Maynard van der Galien
Whenever high winds or fire topples or destroys old barns that were a relic of the horse and buggy days, reporters often trot out to the farm and do a story of the loss. It certainly is tragic if animals are lost in the fire. But why the fuss if it was just an old dilapidated barn that had served its purpose so many years ago?
The owner would never say that the old building had been there for three or four generations of the family and it was out dated for today’s farming. He would never say that it was a relic of the past just like the threshing mills. He would never say it was falling apart with boards blowing off over the years and had become an eye sore. He would never say he’s glad to have the thing come down.
No, he’d moan about how the barn had been used by his great grandfather, his grandfather, his father, him, and now it wouldn’t be there for his children if they wanted to take over the farm. It always sounded like the old thing wasn’t replaceable. How could they farm without the building that great grand dad had help build in 1902? Such sob stories always made me roll my eyes.
Barns built for loose hay are not functional anymore. Yet, you’ll see farmers cramming as many round bales as they can on a ground floor. Many small old log barns that used to hold loose hay to feed 10 cows and two horses are now sporting a different look — round bales of hay.
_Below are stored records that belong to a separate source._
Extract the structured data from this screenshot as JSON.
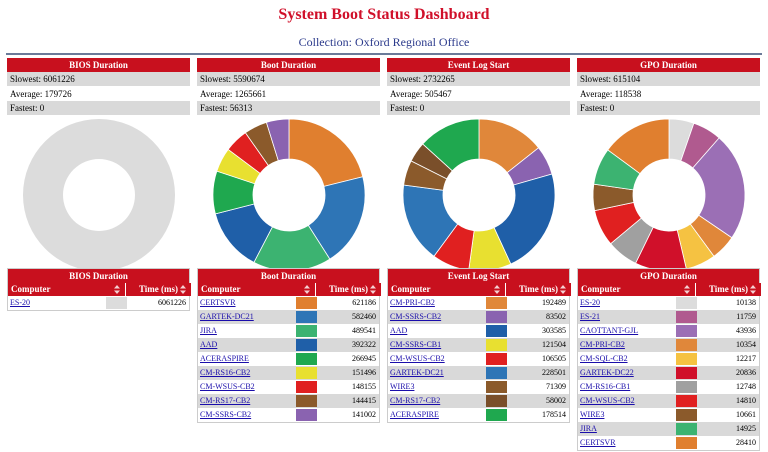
{
  "header": {
    "title": "System Boot Status Dashboard",
    "subtitle": "Collection: Oxford Regional Office"
  },
  "panels": [
    {
      "title": "BIOS Duration",
      "stats": [
        "Slowest: 6061226",
        "Average: 179726",
        "Fastest: 0"
      ],
      "table": {
        "title": "BIOS Duration",
        "columns": [
          "Computer",
          "Time (ms)"
        ],
        "rows": [
          {
            "computer": "ES-20",
            "color": "#dcdcdc",
            "time": 6061226
          }
        ]
      }
    },
    {
      "title": "Boot Duration",
      "stats": [
        "Slowest: 5590674",
        "Average: 1265661",
        "Fastest: 56313"
      ],
      "table": {
        "title": "Boot Duration",
        "columns": [
          "Computer",
          "Time (ms)"
        ],
        "rows": [
          {
            "computer": "CERTSVR",
            "color": "#e07f2f",
            "time": 621186
          },
          {
            "computer": "GARTEK-DC21",
            "color": "#2e75b6",
            "time": 582460
          },
          {
            "computer": "JIRA",
            "color": "#3cb371",
            "time": 489541
          },
          {
            "computer": "AAD",
            "color": "#1f5fa8",
            "time": 392322
          },
          {
            "computer": "ACERASPIRE",
            "color": "#1fa84f",
            "time": 266945
          },
          {
            "computer": "CM-RS16-CB2",
            "color": "#e8e030",
            "time": 151496
          },
          {
            "computer": "CM-WSUS-CB2",
            "color": "#e02020",
            "time": 148155
          },
          {
            "computer": "CM-RS17-CB2",
            "color": "#8b5a2b",
            "time": 144415
          },
          {
            "computer": "CM-SSRS-CB2",
            "color": "#8a63b0",
            "time": 141002
          }
        ]
      }
    },
    {
      "title": "Event Log Start",
      "stats": [
        "Slowest: 2732265",
        "Average: 505467",
        "Fastest: 0"
      ],
      "table": {
        "title": "Event Log Start",
        "columns": [
          "Computer",
          "Time (ms)"
        ],
        "rows": [
          {
            "computer": "CM-PRI-CB2",
            "color": "#e0873a",
            "time": 192489
          },
          {
            "computer": "CM-SSRS-CB2",
            "color": "#8a63b0",
            "time": 83502
          },
          {
            "computer": "AAD",
            "color": "#1f5fa8",
            "time": 303585
          },
          {
            "computer": "CM-SSRS-CB1",
            "color": "#e8e030",
            "time": 121504
          },
          {
            "computer": "CM-WSUS-CB2",
            "color": "#e02020",
            "time": 106505
          },
          {
            "computer": "GARTEK-DC21",
            "color": "#2e75b6",
            "time": 228501
          },
          {
            "computer": "WIRE3",
            "color": "#8b5a2b",
            "time": 71309
          },
          {
            "computer": "CM-RS17-CB2",
            "color": "#7a4f2a",
            "time": 58002
          },
          {
            "computer": "ACERASPIRE",
            "color": "#1fa84f",
            "time": 178514
          }
        ]
      }
    },
    {
      "title": "GPO Duration",
      "stats": [
        "Slowest: 615104",
        "Average: 118538",
        "Fastest: 0"
      ],
      "table": {
        "title": "GPO Duration",
        "columns": [
          "Computer",
          "Time (ms)"
        ],
        "rows": [
          {
            "computer": "ES-20",
            "color": "#dcdcdc",
            "time": 10138
          },
          {
            "computer": "ES-21",
            "color": "#b05a8f",
            "time": 11759
          },
          {
            "computer": "CAOTTANT-GJL",
            "color": "#9b6fb5",
            "time": 43936
          },
          {
            "computer": "CM-PRI-CB2",
            "color": "#e0873a",
            "time": 10354
          },
          {
            "computer": "CM-SQL-CB2",
            "color": "#f5c242",
            "time": 12217
          },
          {
            "computer": "GARTEK-DC22",
            "color": "#d0102a",
            "time": 20836
          },
          {
            "computer": "CM-RS16-CB1",
            "color": "#a0a0a0",
            "time": 12748
          },
          {
            "computer": "CM-WSUS-CB2",
            "color": "#e02020",
            "time": 14810
          },
          {
            "computer": "WIRE3",
            "color": "#8b5a2b",
            "time": 10661
          },
          {
            "computer": "JIRA",
            "color": "#3cb371",
            "time": 14925
          },
          {
            "computer": "CERTSVR",
            "color": "#e07f2f",
            "time": 28410
          }
        ]
      }
    }
  ]
}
About 30 or so years ago a farmer in my county lost an old barn to fire and he cried the blues in a newspaper story. It was a century farm and he’d kept the barn in good repair over the years. But it was built when farming was done with horses. There was a horse stable on one end of the barn and low ceilings made up the rest of the building. The horse stable hadn’t seen horses since the 1950s when tractors came on the scene. There was a horsey manure smell still in the barn from so long ago and so they were limited what they could store there. Certainly no household stuff. The low ceiling part of the barn held hay wagons and small machinery.
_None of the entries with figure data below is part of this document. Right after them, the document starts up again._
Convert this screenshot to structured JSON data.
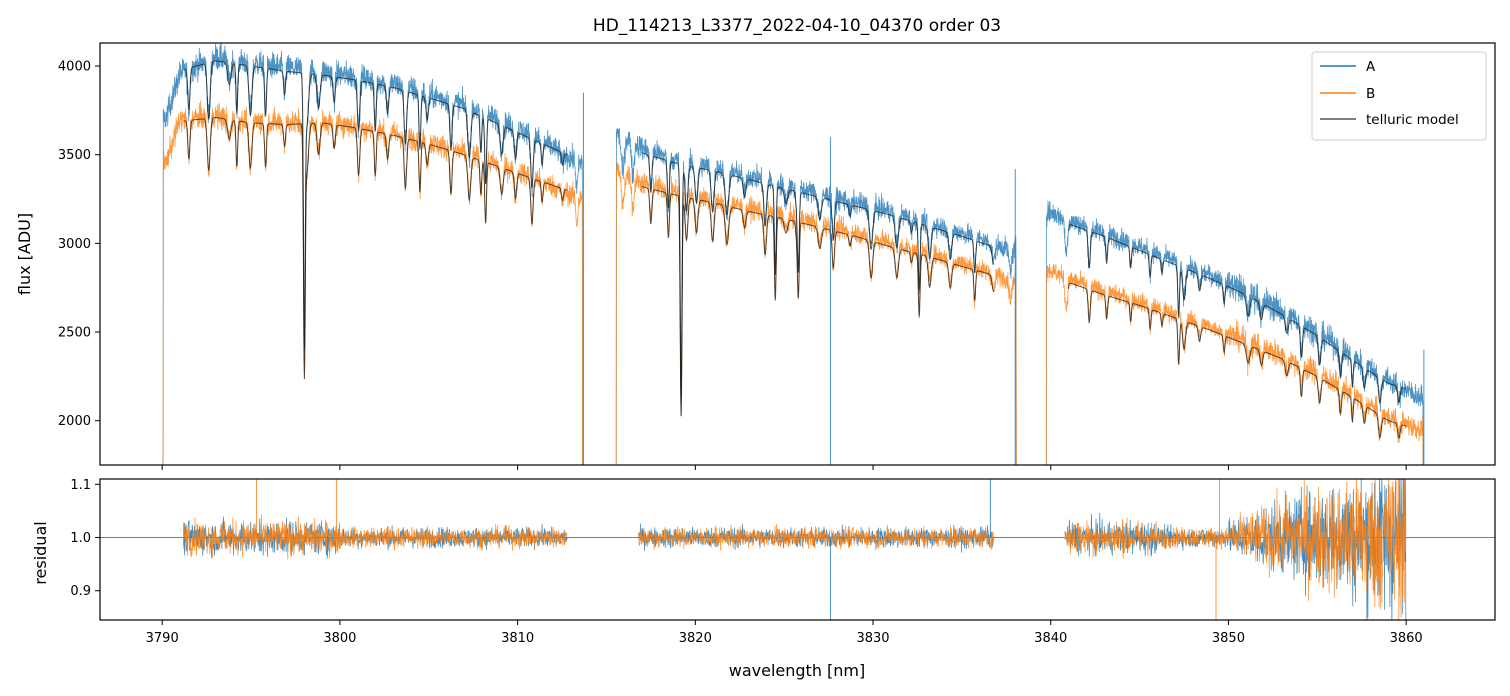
{
  "chart_data": [
    {
      "type": "line",
      "title": "HD_114213_L3377_2022-04-10_04370  order 03",
      "xlabel": "",
      "ylabel": "flux [ADU]",
      "xlim": [
        3786.5,
        3865
      ],
      "ylim": [
        1750,
        4130
      ],
      "y_ticks": [
        2000,
        2500,
        3000,
        3500,
        4000
      ],
      "legend": {
        "placement": "upper right",
        "entries": [
          "A",
          "B",
          "telluric model"
        ]
      },
      "segments": [
        [
          3790.0,
          3813.7
        ],
        [
          3815.5,
          3838.1
        ],
        [
          3839.7,
          3861.0
        ]
      ],
      "series": [
        {
          "name": "A",
          "color": "#1f77b4",
          "x": [
            3790.2,
            3791,
            3793,
            3795,
            3797,
            3799,
            3801,
            3803,
            3805,
            3807,
            3809,
            3811,
            3813.5,
            3815.6,
            3817,
            3819,
            3821,
            3823,
            3825,
            3827,
            3829,
            3831,
            3833,
            3835,
            3837.9,
            3839.9,
            3841,
            3843,
            3845,
            3847,
            3849,
            3851,
            3853,
            3855,
            3857,
            3859,
            3860.8
          ],
          "y": [
            3700,
            3960,
            4050,
            4020,
            3990,
            3970,
            3940,
            3900,
            3840,
            3780,
            3690,
            3600,
            3450,
            3620,
            3540,
            3470,
            3430,
            3380,
            3330,
            3280,
            3230,
            3180,
            3120,
            3060,
            2960,
            3180,
            3130,
            3060,
            2980,
            2900,
            2820,
            2730,
            2620,
            2500,
            2360,
            2230,
            2130
          ]
        },
        {
          "name": "B",
          "color": "#ff7f0e",
          "x": [
            3790.2,
            3791,
            3793,
            3795,
            3797,
            3799,
            3801,
            3803,
            3805,
            3807,
            3809,
            3811,
            3813.5,
            3815.6,
            3817,
            3819,
            3821,
            3823,
            3825,
            3827,
            3829,
            3831,
            3833,
            3835,
            3837.9,
            3839.9,
            3841,
            3843,
            3845,
            3847,
            3849,
            3851,
            3853,
            3855,
            3857,
            3859,
            3860.8
          ],
          "y": [
            3450,
            3700,
            3720,
            3690,
            3680,
            3690,
            3660,
            3620,
            3570,
            3510,
            3440,
            3370,
            3250,
            3420,
            3340,
            3290,
            3250,
            3200,
            3160,
            3110,
            3060,
            3000,
            2950,
            2890,
            2790,
            2850,
            2800,
            2730,
            2670,
            2600,
            2530,
            2450,
            2370,
            2270,
            2150,
            2020,
            1950
          ]
        },
        {
          "name": "telluric model",
          "color": "#000000",
          "x": [
            3791.2,
            3793,
            3795,
            3797,
            3799,
            3801,
            3803,
            3805,
            3807,
            3809,
            3811,
            3812.8,
            3817,
            3819,
            3821,
            3823,
            3825,
            3827,
            3829,
            3831,
            3833,
            3835,
            3836.8,
            3841,
            3843,
            3845,
            3847,
            3849,
            3851,
            3853,
            3855,
            3857,
            3859,
            3860
          ],
          "y_A": [
            3980,
            4030,
            4000,
            3970,
            3950,
            3920,
            3880,
            3820,
            3760,
            3670,
            3580,
            3500,
            3510,
            3450,
            3410,
            3360,
            3310,
            3260,
            3210,
            3160,
            3100,
            3040,
            2980,
            3110,
            3040,
            2960,
            2880,
            2800,
            2710,
            2600,
            2480,
            2340,
            2210,
            2180
          ],
          "y_B": [
            3690,
            3710,
            3680,
            3670,
            3680,
            3650,
            3610,
            3560,
            3500,
            3430,
            3360,
            3300,
            3320,
            3270,
            3230,
            3180,
            3140,
            3090,
            3040,
            2980,
            2930,
            2870,
            2820,
            2780,
            2710,
            2650,
            2580,
            2510,
            2430,
            2350,
            2250,
            2130,
            2000,
            1970
          ]
        }
      ]
    },
    {
      "type": "line",
      "title": "",
      "xlabel": "wavelength [nm]",
      "ylabel": "residual",
      "xlim": [
        3786.5,
        3865
      ],
      "ylim": [
        0.845,
        1.11
      ],
      "x_ticks": [
        3790,
        3800,
        3810,
        3820,
        3830,
        3840,
        3850,
        3860
      ],
      "y_ticks": [
        0.9,
        1.0,
        1.1
      ],
      "reference_line": 1.0,
      "segments": [
        [
          3791.2,
          3812.8
        ],
        [
          3816.8,
          3836.8
        ],
        [
          3840.8,
          3860.0
        ]
      ],
      "series": [
        {
          "name": "A",
          "color": "#1f77b4"
        },
        {
          "name": "B",
          "color": "#ff7f0e"
        }
      ]
    }
  ]
}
A decade earlier I had torn down a similar barn structure that was twice as long and I built a structure 70 ft. by 150 ft. No more low ceilings, hay lofts and calf pens to clean out with a wheelbarrow.
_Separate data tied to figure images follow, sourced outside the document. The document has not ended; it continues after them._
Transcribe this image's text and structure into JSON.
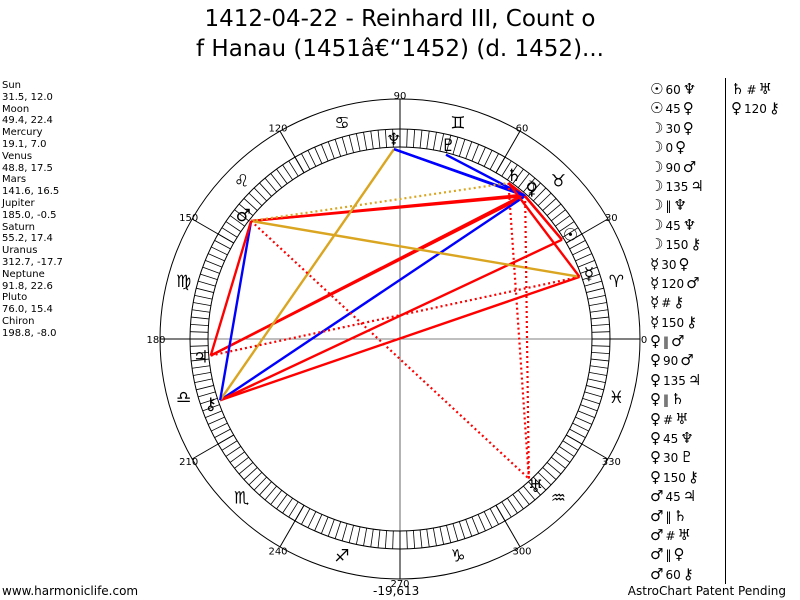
{
  "title": {
    "line1": "1412-04-22 - Reinhard III, Count o",
    "line2": "f Hanau (1451â€“1452) (d. 1452)..."
  },
  "planets": [
    {
      "name": "Sun",
      "pos": "31.5, 12.0",
      "glyph": "☉"
    },
    {
      "name": "Moon",
      "pos": "49.4, 22.4",
      "glyph": "☽"
    },
    {
      "name": "Mercury",
      "pos": "19.1, 7.0",
      "glyph": "☿"
    },
    {
      "name": "Venus",
      "pos": "48.8, 17.5",
      "glyph": "♀"
    },
    {
      "name": "Mars",
      "pos": "141.6, 16.5",
      "glyph": "♂"
    },
    {
      "name": "Jupiter",
      "pos": "185.0, -0.5",
      "glyph": "♃"
    },
    {
      "name": "Saturn",
      "pos": "55.2, 17.4",
      "glyph": "♄"
    },
    {
      "name": "Uranus",
      "pos": "312.7, -17.7",
      "glyph": "♅"
    },
    {
      "name": "Neptune",
      "pos": "91.8, 22.6",
      "glyph": "♆"
    },
    {
      "name": "Pluto",
      "pos": "76.0, 15.4",
      "glyph": "♇"
    },
    {
      "name": "Chiron",
      "pos": "198.8, -8.0",
      "glyph": "⚷"
    }
  ],
  "aspects_col1": [
    {
      "p1": "☉",
      "angle": "60",
      "p2": "♆"
    },
    {
      "p1": "☉",
      "angle": "45",
      "p2": "♀"
    },
    {
      "p1": "☽",
      "angle": "30",
      "p2": "♀"
    },
    {
      "p1": "☽",
      "angle": "0",
      "p2": "♀"
    },
    {
      "p1": "☽",
      "angle": "90",
      "p2": "♂"
    },
    {
      "p1": "☽",
      "angle": "135",
      "p2": "♃"
    },
    {
      "p1": "☽",
      "angle": "‖",
      "p2": "♆"
    },
    {
      "p1": "☽",
      "angle": "45",
      "p2": "♆"
    },
    {
      "p1": "☽",
      "angle": "150",
      "p2": "⚷"
    },
    {
      "p1": "☿",
      "angle": "30",
      "p2": "♀"
    },
    {
      "p1": "☿",
      "angle": "120",
      "p2": "♂"
    },
    {
      "p1": "☿",
      "angle": "#",
      "p2": "⚷"
    },
    {
      "p1": "☿",
      "angle": "150",
      "p2": "⚷"
    },
    {
      "p1": "♀",
      "angle": "‖",
      "p2": "♂"
    },
    {
      "p1": "♀",
      "angle": "90",
      "p2": "♂"
    },
    {
      "p1": "♀",
      "angle": "135",
      "p2": "♃"
    },
    {
      "p1": "♀",
      "angle": "‖",
      "p2": "♄"
    },
    {
      "p1": "♀",
      "angle": "#",
      "p2": "♅"
    },
    {
      "p1": "♀",
      "angle": "45",
      "p2": "♆"
    },
    {
      "p1": "♀",
      "angle": "30",
      "p2": "♇"
    },
    {
      "p1": "♀",
      "angle": "150",
      "p2": "⚷"
    },
    {
      "p1": "♂",
      "angle": "45",
      "p2": "♃"
    },
    {
      "p1": "♂",
      "angle": "‖",
      "p2": "♄"
    },
    {
      "p1": "♂",
      "angle": "#",
      "p2": "♅"
    },
    {
      "p1": "♂",
      "angle": "‖",
      "p2": "♀"
    },
    {
      "p1": "♂",
      "angle": "60",
      "p2": "⚷"
    }
  ],
  "aspects_col2": [
    {
      "p1": "♄",
      "angle": "#",
      "p2": "♅"
    },
    {
      "p1": "♀",
      "angle": "120",
      "p2": "⚷"
    }
  ],
  "wheel": {
    "degree_labels": [
      "0",
      "30",
      "60",
      "90",
      "120",
      "150",
      "180",
      "210",
      "240",
      "270",
      "300",
      "330"
    ],
    "sign_glyphs": [
      "♈",
      "♉",
      "♊",
      "♋",
      "♌",
      "♍",
      "♎",
      "♏",
      "♐",
      "♑",
      "♒",
      "♓"
    ]
  },
  "footer": {
    "left": "www.harmoniclife.com",
    "center": "-19,613",
    "right": "AstroChart Patent Pending"
  },
  "colors": {
    "red": "#ff0000",
    "blue": "#0000ff",
    "gold": "#daa520"
  }
}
So, to see this man overwhelmed with grief at the loss of an old useless structure that was insured was not something I could understand. Neighbours organized a barn dance to raise funds so he could rebuild. He could take the insurance money and build a modern barn for today’s farming. I told him that in a nice way when I ran into him at a farm function a few weeks later. Look at it in a positive way.
And maybe he did. He had a solid steel structure built for the new century of farming. Now his sons are making good use of it.
So, I ask: Why are people so attached to old barns? Barns hold sentimental value –- but is that enough? Now don’t get me wrong. I love seeing a well-kept bank barn that’s still standing and looking trim and fit just as it was when it was built so many years ago.
I imagine all of the stories and life lessons that both man and animals learned in those barns. Seeing these old barns takes my mind back to a different time period. I reminisce of the times when they must have been in their prime and glory. Like a castle on the landscape. Old barns can do that to a person –- they stir up a lot of emotions and sentiments about the good ol’ days.
However, in the present, it is hard to ignore the shape of many of these barns today. Many look like they could collapse at any time in a wind storm. It’s just nature’s way. Quit shedding tears if they come down.
Maynard van der Galien is a Renfrew-area farmer and a long-time columnist with Farmers Forum.